Student research funded by national TriBeta biological honor society

Senior Kindle Reeves conducts research in a GCSU lab. (Photo: Kindle Reeves)
Senior Kindle Reeves conducts research in a GCSU lab. (Photo: Kindle Reeves)

By Ian Wesselhoff 

S ix students from Georgia College & State University received research funding from Beta Beta Beta (TriBeta), the national biological honor society, to pursue numerous undergraduate projects. All six students to apply earned the funding, and four of them presented March 25-28 at the 87th annual meeting of the Association of Southeastern Biologists in Mobile, Alabama. 

The biology students – Sarah Carter, Elizabeth Campher, Kindle Reeves, Dale Fulcher, Odeya Atar and Lizeth Luquin – are all members of GCSU’s Kappa Gamma chapter of TriBeta. They will also present their research at GCSU’s annual Research Day on April 15, and some will travel for other national and regional conventions. 

Reeves, a senior, is researching the way a certain gene region in adenovirus interacts with the cell that it infects. When adenovirus infects a cell, the viral DNA could be recognized by our DNA repair proteins, which would prevent the virus from replicating itself. To avoid this, the virus has its own viral proteins that inhibit the repair process. Reeves is focused on examining if this gene region of the virus, E4 11k, can relocate some of those antiviral repair proteins so that the virus can replicate more effectively. 

The project has direct implications for how different cancers are treated. Cancer cells often over-express DNA-PK, a DNA repair protein, and E4 11k may be able to inhibit it and prevent the cancer cells from repairing themselves after radiotherapy. 

“So, then you could use viral vectors or mutants of this specific virus and have more targeted cancer treatments for cells that are overproliferative and have a higher activation of the protein that we’re looking at,” Reeves said. 

Carter’s project is centered around biofluorescence in millipedes, which emit a visible glow under UV light. 

“That has not really been investigated at all, the biochemistry of that pathway,” said Carter, a junior. “We know what the pigment is that’s producing the light, but we don’t know how that pigment is produced, so that’s what we’re looking into … If we can do RNA sequencing in the tissue of where all the enzymes are that are synthesizing the pigment, then that will tell us the whole biochemical pathway.” 

Doubling down on undergraduate research 

Junior Sarah Carter is researching biofluorescence in millipedes, seen here glowing under UV light. (Photo: Sarah Carter)
Junior Sarah Carter is researching biofluorescence in millipedes, seen here glowing under UV light. (Photo: Sarah Carter)
 

The grant money, originally anywhere from $550 to $750 per student, took care of some supply needs, but Dr. Kevin Bucholtz, associate provost for student engagement and academic excellence, also matched TriBeta’s funding for each student. As a scientist himself, he understands the impact that Georgia College’s MURACE program can have on our students. 

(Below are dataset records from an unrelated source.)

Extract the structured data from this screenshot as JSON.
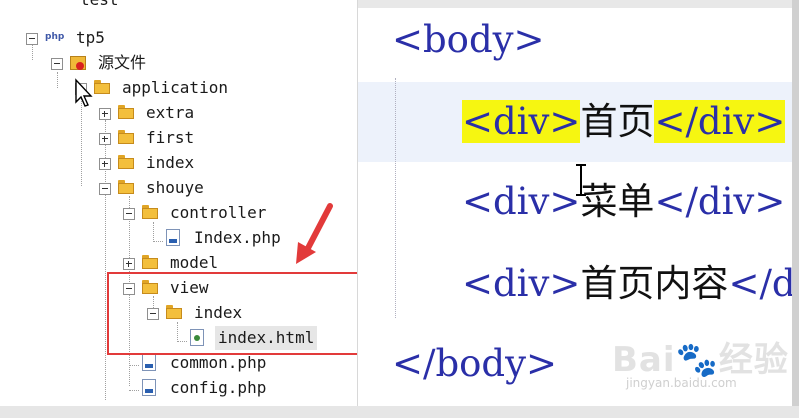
{
  "tree": {
    "partial_top": "test",
    "project": "tp5",
    "project_icon": "php",
    "source_folder": "源文件",
    "application": "application",
    "extra": "extra",
    "first": "first",
    "index_folder": "index",
    "shouye": "shouye",
    "controller": "controller",
    "index_php": "Index.php",
    "model": "model",
    "view": "view",
    "view_index": "index",
    "index_html": "index.html",
    "common_php": "common.php",
    "config_php": "config.php"
  },
  "code": {
    "body_open": "<body>",
    "line1_open": "<div>",
    "line1_text": "首页",
    "line1_close": "</div>",
    "line2_open": "<div>",
    "line2_text": "菜单",
    "line2_close": "</div>",
    "line3_open": "<div>",
    "line3_text": "首页内容",
    "line3_close": "</div>",
    "body_close": "</body>"
  },
  "watermark": {
    "brand": "Bai🐾经验",
    "url": "jingyan.baidu.com"
  },
  "colors": {
    "tag": "#2a2fa8",
    "highlight": "#f6f611",
    "annotation_red": "#e23a3a"
  }
}
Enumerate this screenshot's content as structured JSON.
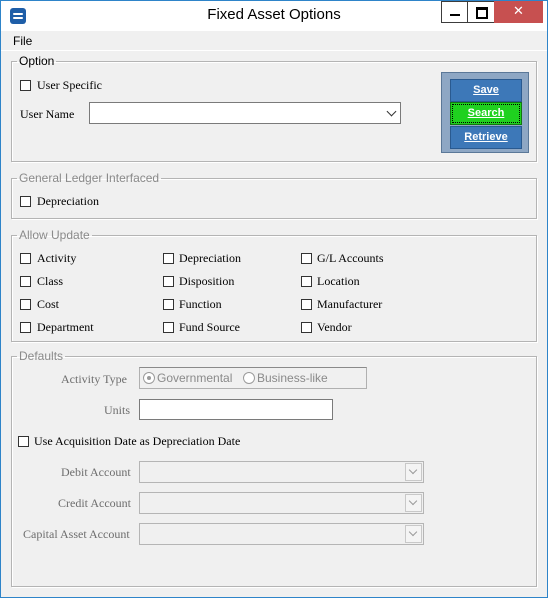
{
  "window": {
    "title": "Fixed Asset Options"
  },
  "menu": {
    "file": "File"
  },
  "option_group": {
    "legend": "Option",
    "user_specific": "User Specific",
    "user_name_label": "User Name",
    "user_name_value": ""
  },
  "actions": {
    "save": "Save",
    "search": "Search",
    "retrieve": "Retrieve"
  },
  "gl_group": {
    "legend": "General Ledger Interfaced",
    "depreciation": "Depreciation"
  },
  "allow_update": {
    "legend": "Allow Update",
    "col1": [
      "Activity",
      "Class",
      "Cost",
      "Department"
    ],
    "col2": [
      "Depreciation",
      "Disposition",
      "Function",
      "Fund Source"
    ],
    "col3": [
      "G/L Accounts",
      "Location",
      "Manufacturer",
      "Vendor"
    ]
  },
  "defaults": {
    "legend": "Defaults",
    "activity_type_label": "Activity Type",
    "radio_governmental": "Governmental",
    "radio_business": "Business-like",
    "units_label": "Units",
    "units_value": "",
    "use_acq_date": "Use Acquisition Date as Depreciation Date",
    "debit_account_label": "Debit Account",
    "credit_account_label": "Credit Account",
    "capital_asset_label": "Capital Asset Account"
  }
}
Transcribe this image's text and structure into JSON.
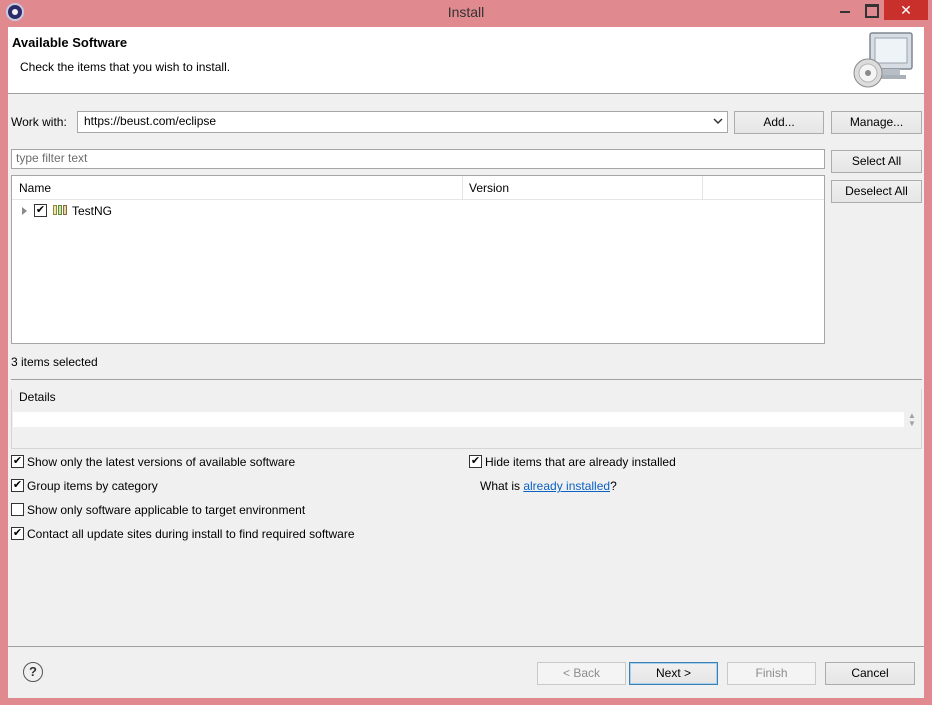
{
  "window": {
    "title": "Install",
    "close_glyph": "✕"
  },
  "header": {
    "title": "Available Software",
    "subtitle": "Check the items that you wish to install."
  },
  "work_with": {
    "label": "Work with:",
    "value": "https://beust.com/eclipse",
    "add_label": "Add...",
    "manage_label": "Manage..."
  },
  "filter": {
    "placeholder": "type filter text"
  },
  "tree": {
    "columns": [
      "Name",
      "Version"
    ],
    "items": [
      {
        "name": "TestNG",
        "version": "",
        "checked": true,
        "expander": "collapsed"
      }
    ]
  },
  "side_buttons": {
    "select_all": "Select All",
    "deselect_all": "Deselect All"
  },
  "selection_status": "3 items selected",
  "details": {
    "legend": "Details",
    "text": ""
  },
  "options": {
    "latest_versions": {
      "label": "Show only the latest versions of available software",
      "checked": true
    },
    "group_by_category": {
      "label": "Group items by category",
      "checked": true
    },
    "applicable_only": {
      "label": "Show only software applicable to target environment",
      "checked": false
    },
    "contact_all_sites": {
      "label": "Contact all update sites during install to find required software",
      "checked": true
    },
    "hide_installed": {
      "label": "Hide items that are already installed",
      "checked": true
    }
  },
  "already_installed": {
    "prefix": "What is ",
    "link": "already installed",
    "suffix": "?"
  },
  "footer": {
    "help_glyph": "?",
    "back_label": "< Back",
    "next_label": "Next >",
    "finish_label": "Finish",
    "cancel_label": "Cancel"
  },
  "check_glyph": "✔",
  "colors": {
    "title_bar": "#e08a8f",
    "close_button": "#c9302c",
    "link": "#0b62c4",
    "dialog_bg": "#f0f0f0"
  },
  "icons": {
    "app": "eclipse-icon",
    "header_art": "computer-cd-icon",
    "category": "category-icon",
    "help": "help-icon"
  }
}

“For a student participating in undergraduate research here at Georgia College, they are getting to participate hands-on with faculty as the primary researchers on novel contributions to the discipline,” Bucholtz said. “They are the key drivers in advancing the research forward. They’re doing graduate-level projects at the undergraduate level.” 

To apply for the TriBeta funding, students were responsible for writing their own detailed grant proposals, budgeting for the necessary materials and stating the purpose and methodology of their planned research. 

“That process of applying for funding is another learning piece that these students are getting because they’re directly working with the faculty mentors,” Bucholtz said. “The faculty members are providing them opportunities to get in the lab early, to work on cutting-edge projects, to be intimately involved in the projects.” 

More than two-thirds of Georgia College graduates conduct mentored undergraduate research during their time on campus – some as early as their freshman year. 

For a student participating in undergraduate research here at Georgia College, they are getting to participate hands-on with faculty as the primary researchers on novel contributions to the discipline.
– Dr. Kevin Bucholtz

Dr. Kasey Karen, professor of biology, runs the Kappa Gamma chapter of TriBeta, which has been on campus at Georgia College since 1966, and she is the faculty mentor for four of the recipient student biologists. For the last three years, students in her lab have been applying for TriBeta grants, and all eight of their applications over that time have been successful. 

“I think getting a building like the Kenneth S. Saladin Integrated Science Complex and having the support from internal grants helps us to establish these labs. Then, we can get external funding, and it just goes further because we have the infrastructure, so the types of research projects that they’re doing are just a lot better than you would see from other smaller liberal arts colleges,” Karen said. “More and more faculty, I’m hoping, will start applying for these kinds of grants.”

Header Images: Students who received TriBeta funding have presented their original research at conferences for the Georgia Association of Sciences (GAS) and the Association of Southeastern Biologists (ASB). All six students will present at GCSU's annual Research Day on April 15. Photos by Kindle Reeves.